Place all the strips into a large pot (big enough to have some room for both your hands mixing and all the meat). 

Pour apple cider vinegar over meat, I don't really measure it, but essentially you need a good amount to drizzle over all the meat, if you do it right there should be a little vinegar in the bottom of the pot, that will soak up when mixed with the spice mix (don't drown the meat in vinegar, if it's found its own level in the pot you've over done it).

At this point I mix the meat thoroughly with both hands repeatedly until I'm sure every bit has a vinegar coating, the vinegar stops your meat rotting so you must cover every part.

Now here is the cheat part:







I just used safari Biltong Spice mix, I will certainly be making my own mixes in future but at present my main goal was to test the new box with a product I'm familiar with, so this was a good test product. You can buy this stuff fairly easily around the traps and if it's your first batch of Biltong it probably wouldn't hurt to use the premixed stuff as it's one less variable.
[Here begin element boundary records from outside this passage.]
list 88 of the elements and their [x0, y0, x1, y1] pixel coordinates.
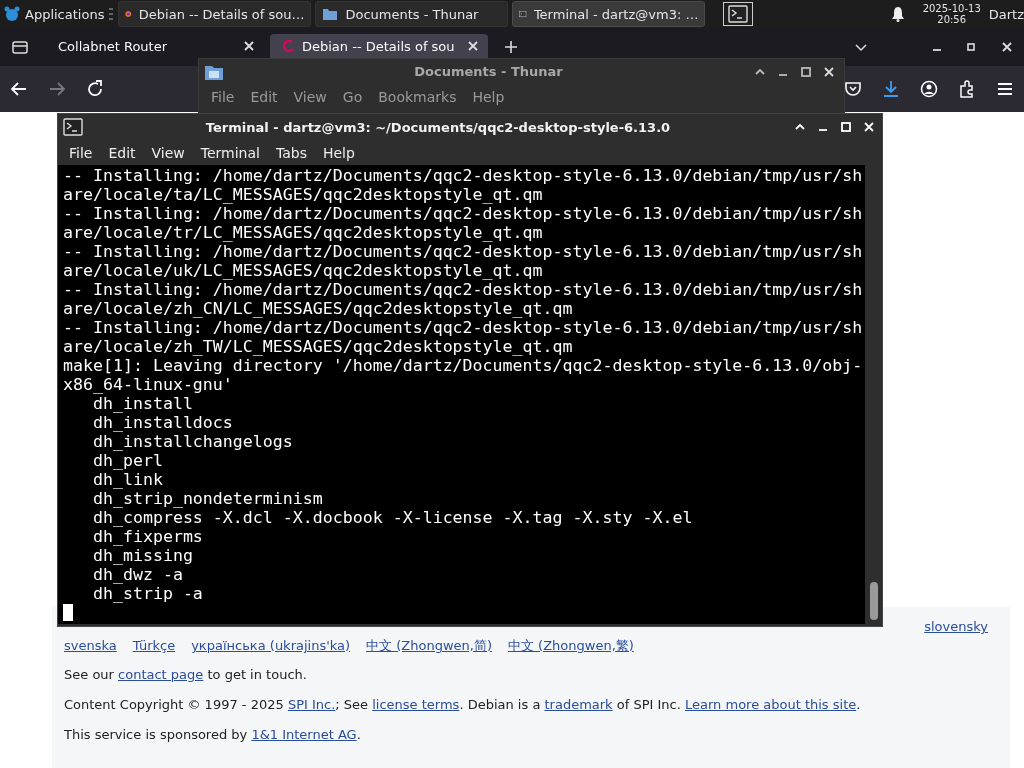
- menu-item[interactable]: File: [61, 144, 101, 161]
- menu-item[interactable]: Go: [334, 89, 371, 105]
- forward-arrow-icon[interactable]: [48, 80, 66, 98]
- text-cursor: [63, 604, 73, 621]
- plus-icon[interactable]: [504, 40, 518, 54]
- menu-item[interactable]: Bookmarks: [370, 89, 465, 105]
- terminal-line: dh_installchangelogs: [91, 432, 294, 451]
- footer-link[interactable]: trademark: [544, 697, 613, 712]
- terminal-line: dh_perl: [91, 451, 164, 470]
- close-icon[interactable]: [1000, 40, 1014, 54]
- terminal-line: dh_compress -X.dcl -X.docbook -X-license -X.tag -X.sty -X.el: [91, 508, 694, 527]
- footer-link[interactable]: SPI Inc.: [287, 697, 336, 712]
- menu-item[interactable]: Terminal: [192, 144, 268, 161]
- terminal-line: are/locale/zh_TW/LC_MESSAGES/qqc2desktopstyle_qt.qm: [63, 337, 574, 356]
- clock-date: 2025-10-13: [922, 3, 981, 14]
- close-icon[interactable]: [242, 39, 256, 53]
- window-title: Terminal - dartz@vm3: ~/Documents/qqc2-desktop-style-6.13.0: [204, 119, 672, 135]
- footer-link[interactable]: Learn more about this site: [685, 697, 857, 712]
- terminal-line: dh_strip_nondeterminism: [91, 489, 324, 508]
- bell-icon[interactable]: [890, 6, 905, 22]
- terminal-line: dh_missing: [91, 546, 194, 565]
- maximize-icon[interactable]: [964, 40, 978, 54]
- menu-item[interactable]: Help: [314, 144, 363, 161]
- terminal-line: are/locale/ta/LC_MESSAGES/qqc2desktopstyle_qt.qm: [63, 185, 544, 204]
- folder-icon: [322, 6, 339, 22]
- footer-link[interactable]: license terms: [372, 697, 460, 712]
- menu-icon[interactable]: [996, 80, 1014, 98]
- footer-link[interactable]: contact page: [118, 667, 204, 682]
- language-link[interactable]: 中文 (Zhongwen,简): [366, 636, 492, 655]
- terminal-line: dh_install: [91, 394, 194, 413]
- scrollbar-thumb[interactable]: [869, 582, 878, 620]
- close-icon[interactable]: [466, 39, 480, 53]
- terminal-line: make[1]: Leaving directory '/home/dartz/Documents/qqc2-desktop-style-6.13.0/obj-: [63, 356, 864, 375]
- footer-text: Content Copyright © 1997 - 2025 SPI Inc.; See license terms. Debian is a trademark of SPI Inc. Learn more about this site.: [64, 696, 862, 714]
- menu-item[interactable]: Tabs: [267, 144, 315, 161]
- taskbar-button[interactable]: Documents - Thunar: [315, 1, 509, 27]
- clock-time: 20:56: [937, 14, 967, 25]
- terminal-line: -- Installing: /home/dartz/Documents/qqc2-desktop-style-6.13.0/debian/tmp/usr/sh: [63, 280, 864, 299]
- menu-item[interactable]: Edit: [242, 89, 286, 105]
- terminal-line: -- Installing: /home/dartz/Documents/qqc2-desktop-style-6.13.0/debian/tmp/usr/sh: [63, 204, 864, 223]
- close-icon[interactable]: [822, 64, 836, 79]
- close-icon[interactable]: [862, 120, 876, 134]
- puzzle-icon[interactable]: [958, 80, 976, 98]
- language-link[interactable]: Türkçe: [132, 636, 176, 655]
- footer-text: This service is sponsored by 1&1 Internet AG.: [64, 726, 362, 744]
- language-link[interactable]: українська (ukrajins'ka): [191, 636, 351, 655]
- menu-item[interactable]: Edit: [100, 144, 144, 161]
- account-icon[interactable]: [920, 80, 938, 98]
- terminal-line: are/locale/tr/LC_MESSAGES/qqc2desktopstyle_qt.qm: [63, 223, 544, 242]
- terminal-line: are/locale/zh_CN/LC_MESSAGES/qqc2desktopstyle_qt.qm: [63, 299, 574, 318]
- reload-icon[interactable]: [86, 80, 104, 98]
- user-name[interactable]: Dartz: [988, 6, 1024, 22]
- terminal-launcher-icon[interactable]: [728, 5, 749, 23]
- terminal-line: dh_installdocs: [91, 413, 234, 432]
- applications-menu[interactable]: Applications: [0, 0, 109, 28]
- language-link[interactable]: 中文 (Zhongwen,繁): [508, 636, 634, 655]
- taskbar-button[interactable]: Debian -- Details of sou…: [118, 1, 312, 27]
- terminal-line: are/locale/uk/LC_MESSAGES/qqc2desktopstyle_qt.qm: [63, 261, 544, 280]
- pocket-icon[interactable]: [844, 80, 862, 98]
- menu-item[interactable]: File: [203, 89, 243, 105]
- menu-item[interactable]: View: [143, 144, 193, 161]
- taskbar-button[interactable]: Terminal - dartz@vm3: …: [512, 1, 706, 27]
- terminal-line: -- Installing: /home/dartz/Documents/qqc2-desktop-style-6.13.0/debian/tmp/usr/sh: [63, 242, 864, 261]
- mouse-logo-icon: [2, 4, 22, 24]
- terminal-line: x86_64-linux-gnu': [63, 375, 234, 394]
- menu-item[interactable]: Help: [464, 89, 513, 105]
- window-title: Documents - Thunar: [413, 64, 564, 79]
- maximize-icon[interactable]: [839, 120, 853, 134]
- maximize-icon[interactable]: [799, 64, 813, 79]
- browser-tab[interactable]: Debian -- Details of sou: [270, 34, 488, 58]
- language-link[interactable]: svenska: [64, 636, 117, 655]
- browser-tab[interactable]: Collabnet Router: [46, 34, 264, 58]
- footer-link[interactable]: 1&1 Internet AG: [251, 727, 357, 742]
- terminal-icon: [63, 118, 83, 136]
- terminal-line: -- Installing: /home/dartz/Documents/qqc2-desktop-style-6.13.0/debian/tmp/usr/sh: [63, 166, 864, 185]
- terminal-line: dh_dwz -a: [91, 565, 184, 584]
- footer-text: See our contact page to get in touch.: [64, 666, 308, 684]
- tab-list-icon[interactable]: [11, 39, 29, 55]
- handle-icon: [108, 7, 115, 21]
- download-icon[interactable]: [882, 80, 900, 98]
- terminal-line: dh_strip -a: [91, 584, 204, 603]
- terminal-line: dh_link: [91, 470, 164, 489]
- swirl-icon: [282, 39, 296, 53]
- menu-item[interactable]: View: [285, 89, 335, 105]
- terminal-line: -- Installing: /home/dartz/Documents/qqc2-desktop-style-6.13.0/debian/tmp/usr/sh: [63, 318, 864, 337]
- back-arrow-icon[interactable]: [10, 80, 28, 98]
- language-link[interactable]: slovensky: [924, 617, 988, 636]
- terminal-line: dh_fixperms: [91, 527, 204, 546]
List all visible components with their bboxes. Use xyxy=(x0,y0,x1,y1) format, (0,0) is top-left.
Used about 60grams per kilo of meat and mixed thoroughly again, coating all the meat.

Your hands are filthy at this stage, but put a lid on the pot and put it in the fridge over night. Ideally slice a mix the ingredients in the afternoon, and hang the meat the following morning early. Some people only fridge for a couple of hours, but I like to do it overnight. I'm a sucker for dried coriander and the spice mix is something I enjoy on the heavy side.

My first round of Biltong seen in the first photo above was 4.5kg cut into about 15 sticks (so much bigger), there was alot of variation, some were ready after 4 days, others were up to 7 days for the really thick peices. Second batch was cut about 3/4 inch from 3.8kg into 75 sticks so they were all done after 3 days. This time I cryovac'd them into seperate bags about 15 sticks each and froze what I won't use in the next week. 

Hope this helps and when I make some of my own spice mixes I'll be sure to share.


----------